Quella dell’ottimismo non è certo una delle prime caratteristiche che gli amici mi attribuirebbero; eppure mesi orsono, scrutando lo strepitoso artwork di copertina realizzato da
Olia Pishchanska, mi sono ritrovato a pensare:
“
Il nuovo Hail Spirit Noir sarà un GRANDE album!”
Ebbene, sono lieto di annunciare ai nostri cari lettori che l’inusuale slancio di fiducia non è rimasto tradito.
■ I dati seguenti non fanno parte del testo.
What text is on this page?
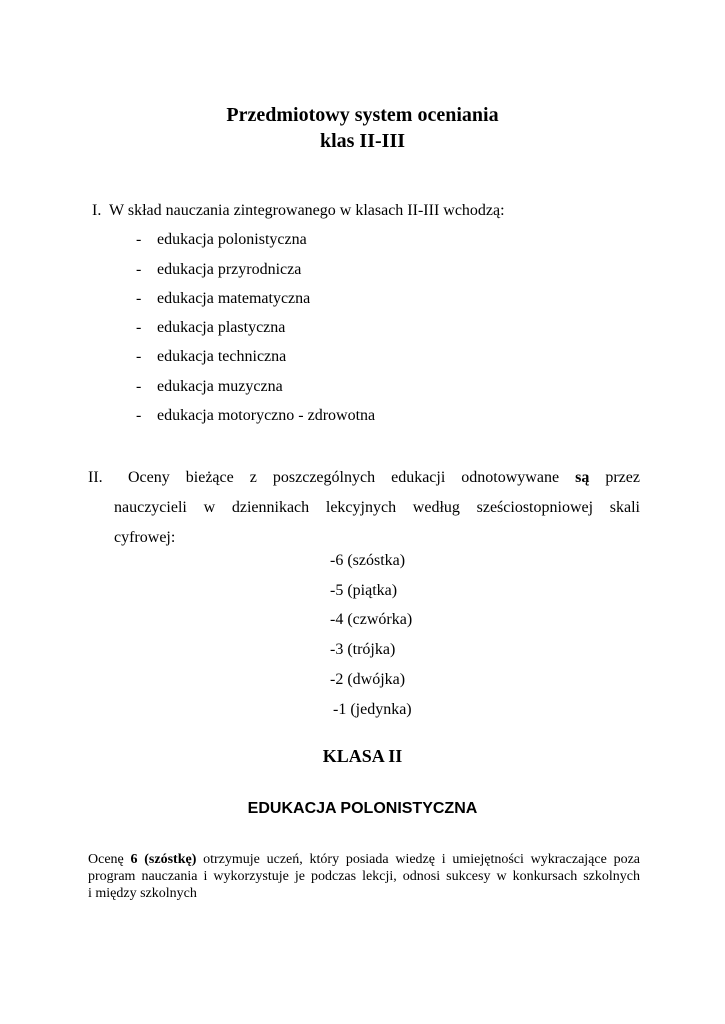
Przedmiotowy system oceniania
klas II-III
I. W skład nauczania zintegrowanego w klasach II-III wchodzą:
- edukacja polonistyczna
- edukacja przyrodnicza
- edukacja matematyczna
- edukacja plastyczna
- edukacja techniczna
- edukacja muzyczna
- edukacja motoryczno - zdrowotna
II.	Oceny bieżące z poszczególnych edukacji odnotowywane są przez
nauczycieli w dziennikach lekcyjnych według sześciostopniowej skali
cyfrowej:
-6 (szóstka)
-5 (piątka)
-4 (czwórka)
-3 (trójka)
-2 (dwójka)
-1 (jedynka)
KLASA II
EDUKACJA POLONISTYCZNA
Ocenę 6 (szóstkę) otrzymuje uczeń, który posiada wiedzę i umiejętności wykraczające poza
program nauczania i wykorzystuje je podczas lekcji, odnosi sukcesy w konkursach szkolnych
i między szkolnych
In effetti, dopo numerosi ascolti posso conferire senza tentennamenti a “
Mayhem in Blue” la qualifica di GRANDISSIMO album.
Lo ammetto: la proposta dei greci da sempre esercita un fascino magnetico sul sottoscritto, che continua a considerare “
Oi Magoi” uno dei dischi più affascinanti ed ispirati degli ultimi anni.
Il terzo full partorito da
Theoharis e soci,
deo gratias!, esplora una volta ancora impervi territori di frontiera musicale, spingendosi se possibile ancora oltre ed inglobando nel proprio
avantgarde dal forte tasso psichedelico retaggi
prog rock,
jazz,
hard seventies e
black metal.
Una volta ancora, dunque, ci troviamo di fronte ad un prodotto fieramente
sui generis, già a partire dal lavoro svolto in sede di produzione:
Dimitris Douvras (
Rotting Christ) e
Alan Douches (
Chelsea Wolfe,
Motörhead), rispettivamente in sede di
mixing e
mastering, si sono superati, e hanno saputo confezionare una veste sonora dalla foggia pregiata, originale, perfettamente bilanciata nelle sue molteplici sfaccettature.
Il talento dei musicisti ha fatto il resto.
“
Mayhem in Blue”, giusto per mettere le cose in chiaro, è suonato in modo magistrale ed arrangiato con un gusto ed una raffinatezza davvero rari -per inciso: il tastierista
Haris è un genio-. Ciò che più conta, nelle sei tracce che animano il platter viene impartita una lezione di eclettismo compositivo impressionante e preziosa. Preziosa nella misura in cui dimostra come mescolare le influenze più disparate e -apparentemente- stridenti senza mai smarrire il bandolo della matassa, svilire il calibro emotivo o cedere all’autoreferenzialità.
Così, vi accorgerete con sgomento che in “miseri” 40 minuti sono state fagocitate, riadattate e mescolate le sonorità di
Ihsahn,
Pink Floyd, ultimi
Solefald,
The Doors,
Oranssi Pazuzu,
Enslaved,
Hawkwind, con un tocco di colonna sonora alla
Riz Ortolani (anche se non credo lo conoscano)… e nonostante ciò tutto suona inequivocabilmente, magnificamente
Hail Spirit Noir.
Niente male, per quel che mi riguarda.
Ogni pezzo meriterebbe menzione ed approfondita disamina:
- le scorribande
prog / psichedeliche (?) della
title track e della conclusiva “
How to Fly in Blackness”;
- le sperimentazioni
avant /
tribal (??) di “
The Cannibal Tribe Came to the Sea”;
- gli ibridi
seventies rock /
black (???) di “
I Mean You Harm” e “
Riders to Utopia”;
- il melting pot acustico / circense (????) di “
Lost in Satan’s Charms”…
… ma così facendo vi toglierei il bello della scoperta.
Mi limiterò quindi a porgere sentiti complimenti alla
Dark Essence per essersi accaparrata i servigi di una compagine particolarissima e tutt’altro che nota al grande pubblico, ma seconda a pochi in termini di caratura artistica.
Concludo con un consiglio: fatevi un piacere ed accaparrateveli anche voi.